Friday, November 15, 2002

Check out this article on the false, multi-culti belief in a great Islamic civilization from Front Page; the author has the facts right and his conclusion is, sadly, quite correct, with the partial exception of Muslim Spain, which was actually a pretty decent place between about 750 and 1000 AD..

Antonio says that the majesty of Islamic civilization is stressed in Spanish schools, or at least was when he was there; he thinks the real reason is that Spain was conquered by the Muslims from the Christians and then reconquered by the Christians after a war that lasted, on and off, for almost eight hundred years. Spain and Christianity look quite heroic as the vanquishers of such a powerful and rich culture, so said culture's real level of power and wealth tends to be inflated.. Also, several of the finer moments in Muslim history did occur in tradition-rich Córdoba under the Umayyad Emirate, which continued holding power in Muslim Spain long after the Abbasids had overthrown them (750 AD) in the rest of the Muslim world. Islamic Spain was thus politically independent of the rest of the Muslim world, the only independent Muslim state outside the Baghdad Caliphate, and it shouldn't be a surprise that Muslim rule in Spain was different from Muslim rule across the Straits. Spanish Islam under the Umayyads was rather tolerant, the emirs and later caliphs established a functioning government and promoted agriculture and commerce, and Córdoba was genuinely cosmopolitan. This generally happy state of affairs crashed after the death of Almanzor in 1002, when Islamic Spain broke up into tiny warlord states which were rather similar to the feudal duchies and counties of Christian Europe. Everything in Islamic Spain then proceeded to go straight to hell and only got worse until the Muslims finally got the boot from their last little enclave in 1492.

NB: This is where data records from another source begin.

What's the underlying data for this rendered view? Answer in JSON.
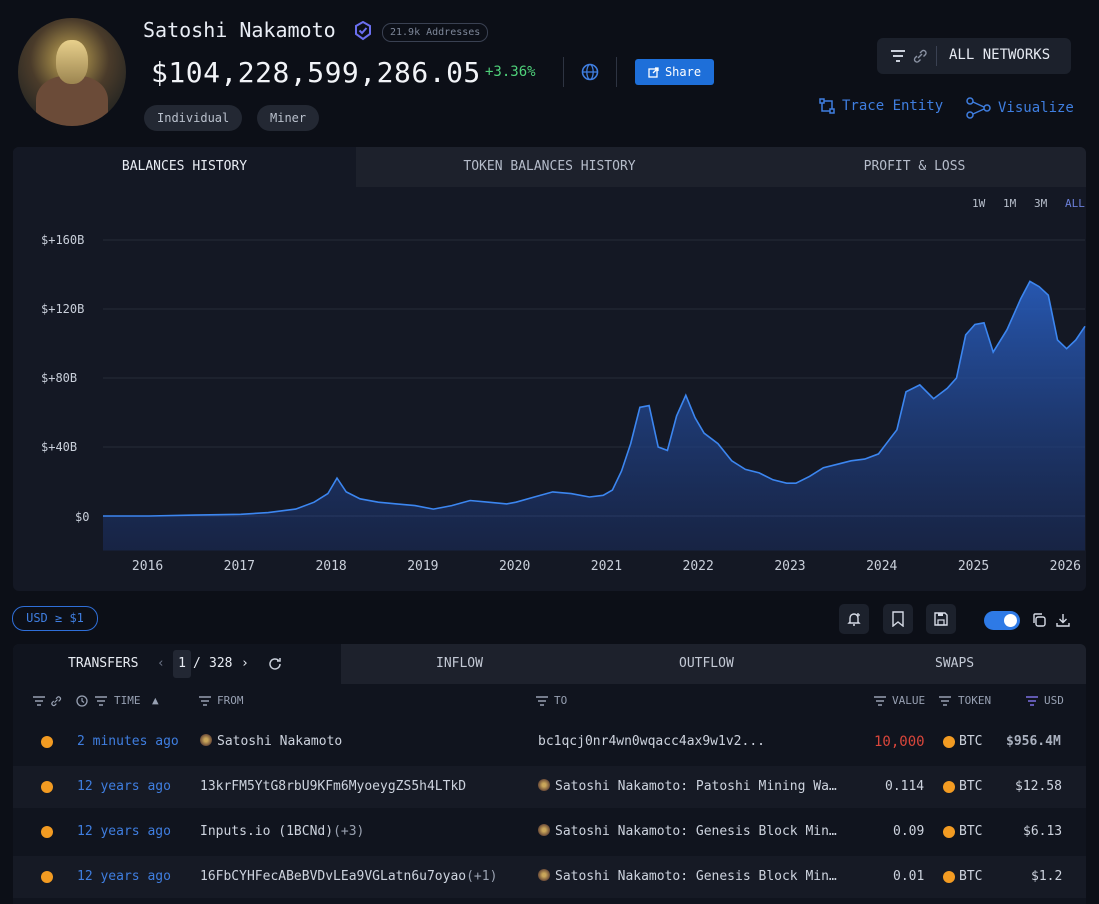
{
  "profile": {
    "name": "Satoshi Nakamoto",
    "addresses_badge": "21.9k Addresses",
    "balance": "$104,228,599,286.05",
    "change": "+3.36%",
    "share_label": "Share",
    "tags": [
      "Individual",
      "Miner"
    ]
  },
  "toolbar": {
    "networks_label": "ALL NETWORKS",
    "trace_label": "Trace Entity",
    "visualize_label": "Visualize"
  },
  "chart_tabs": [
    "BALANCES HISTORY",
    "TOKEN BALANCES HISTORY",
    "PROFIT & LOSS"
  ],
  "ranges": [
    "1W",
    "1M",
    "3M",
    "ALL"
  ],
  "colors": {
    "accent": "#1e6fd9",
    "positive": "#4fd17a",
    "negative": "#d9463b",
    "btc": "#f29b22",
    "area": "#2a62c8"
  },
  "chart_data": {
    "type": "area",
    "y_ticks": [
      "$+160B",
      "$+120B",
      "$+80B",
      "$+40B",
      "$0"
    ],
    "x_ticks": [
      "2016",
      "2017",
      "2018",
      "2019",
      "2020",
      "2021",
      "2022",
      "2023",
      "2024",
      "2025",
      "2026"
    ],
    "ylim": [
      -20,
      175
    ],
    "x": [
      2015.5,
      2016,
      2016.5,
      2017,
      2017.3,
      2017.6,
      2017.8,
      2017.95,
      2018.05,
      2018.15,
      2018.3,
      2018.5,
      2018.7,
      2018.9,
      2019.1,
      2019.3,
      2019.5,
      2019.7,
      2019.9,
      2020.0,
      2020.2,
      2020.4,
      2020.6,
      2020.8,
      2020.95,
      2021.05,
      2021.15,
      2021.25,
      2021.35,
      2021.45,
      2021.55,
      2021.65,
      2021.75,
      2021.85,
      2021.95,
      2022.05,
      2022.2,
      2022.35,
      2022.5,
      2022.65,
      2022.8,
      2022.95,
      2023.05,
      2023.2,
      2023.35,
      2023.5,
      2023.65,
      2023.8,
      2023.95,
      2024.05,
      2024.15,
      2024.25,
      2024.4,
      2024.55,
      2024.7,
      2024.8,
      2024.9,
      2025.0,
      2025.1,
      2025.2,
      2025.35,
      2025.5,
      2025.6,
      2025.7,
      2025.8,
      2025.9,
      2026.0,
      2026.1,
      2026.2
    ],
    "y": [
      0,
      0,
      0.5,
      1,
      2,
      4,
      8,
      13,
      22,
      14,
      10,
      8,
      7,
      6,
      4,
      6,
      9,
      8,
      7,
      8,
      11,
      14,
      13,
      11,
      12,
      15,
      26,
      42,
      63,
      64,
      40,
      38,
      58,
      70,
      57,
      48,
      42,
      32,
      27,
      25,
      21,
      19,
      19,
      23,
      28,
      30,
      32,
      33,
      36,
      43,
      50,
      72,
      76,
      68,
      74,
      80,
      105,
      111,
      112,
      95,
      108,
      126,
      136,
      133,
      128,
      102,
      97,
      102,
      110
    ]
  },
  "controls": {
    "usd_filter": "USD ≥ $1"
  },
  "transfers": {
    "tabs": [
      "TRANSFERS",
      "INFLOW",
      "OUTFLOW",
      "SWAPS"
    ],
    "page": "1",
    "total_pages": "328",
    "headers": {
      "time": "TIME",
      "from": "FROM",
      "to": "TO",
      "value": "VALUE",
      "token": "TOKEN",
      "usd": "USD"
    },
    "rows": [
      {
        "time": "2 minutes ago",
        "from": "Satoshi Nakamoto",
        "to": "bc1qcj0nr4wn0wqacc4ax9w1v2...",
        "value": "10,000",
        "token": "BTC",
        "usd": "$956.4M"
      },
      {
        "time": "12 years ago",
        "from": "13krFM5YtG8rbU9KFm6MyoeygZS5h4LTkD",
        "to": "Satoshi Nakamoto: Patoshi Mining Wa…",
        "value": "0.114",
        "token": "BTC",
        "usd": "$12.58"
      },
      {
        "time": "12 years ago",
        "from": "Inputs.io (1BCNd)",
        "from_extra": "(+3)",
        "to": "Satoshi Nakamoto: Genesis Block Min…",
        "value": "0.09",
        "token": "BTC",
        "usd": "$6.13"
      },
      {
        "time": "12 years ago",
        "from": "16FbCYHFecABeBVDvLEa9VGLatn6u7oyao",
        "from_extra": "(+1)",
        "to": "Satoshi Nakamoto: Genesis Block Min…",
        "value": "0.01",
        "token": "BTC",
        "usd": "$1.2"
      }
    ]
  }
}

The Spaniards quite reasonably feel somewhat proprietary about the accomplishments of Muslim Spain, since the number of foreign Muslims who came to occupy the land that is now Spain was small. Most Spanish Muslims were the same old Celt-Iberian-Roman-Visigothic people who had always lived in Spain who got converted, though there's no question that occupying Muslims left plenty of their genes to be passed down along with those of the folk who had already been there. (Also, the occupying Muslims brought many Slavic and black African slaves to Spain, where they of course reproduced and blended in with the already-existing mix.) There is still a definite tendency in Spain today to distinguish the noble Moors who fought against El Cid from the nasty Moroccans who pick lettuce.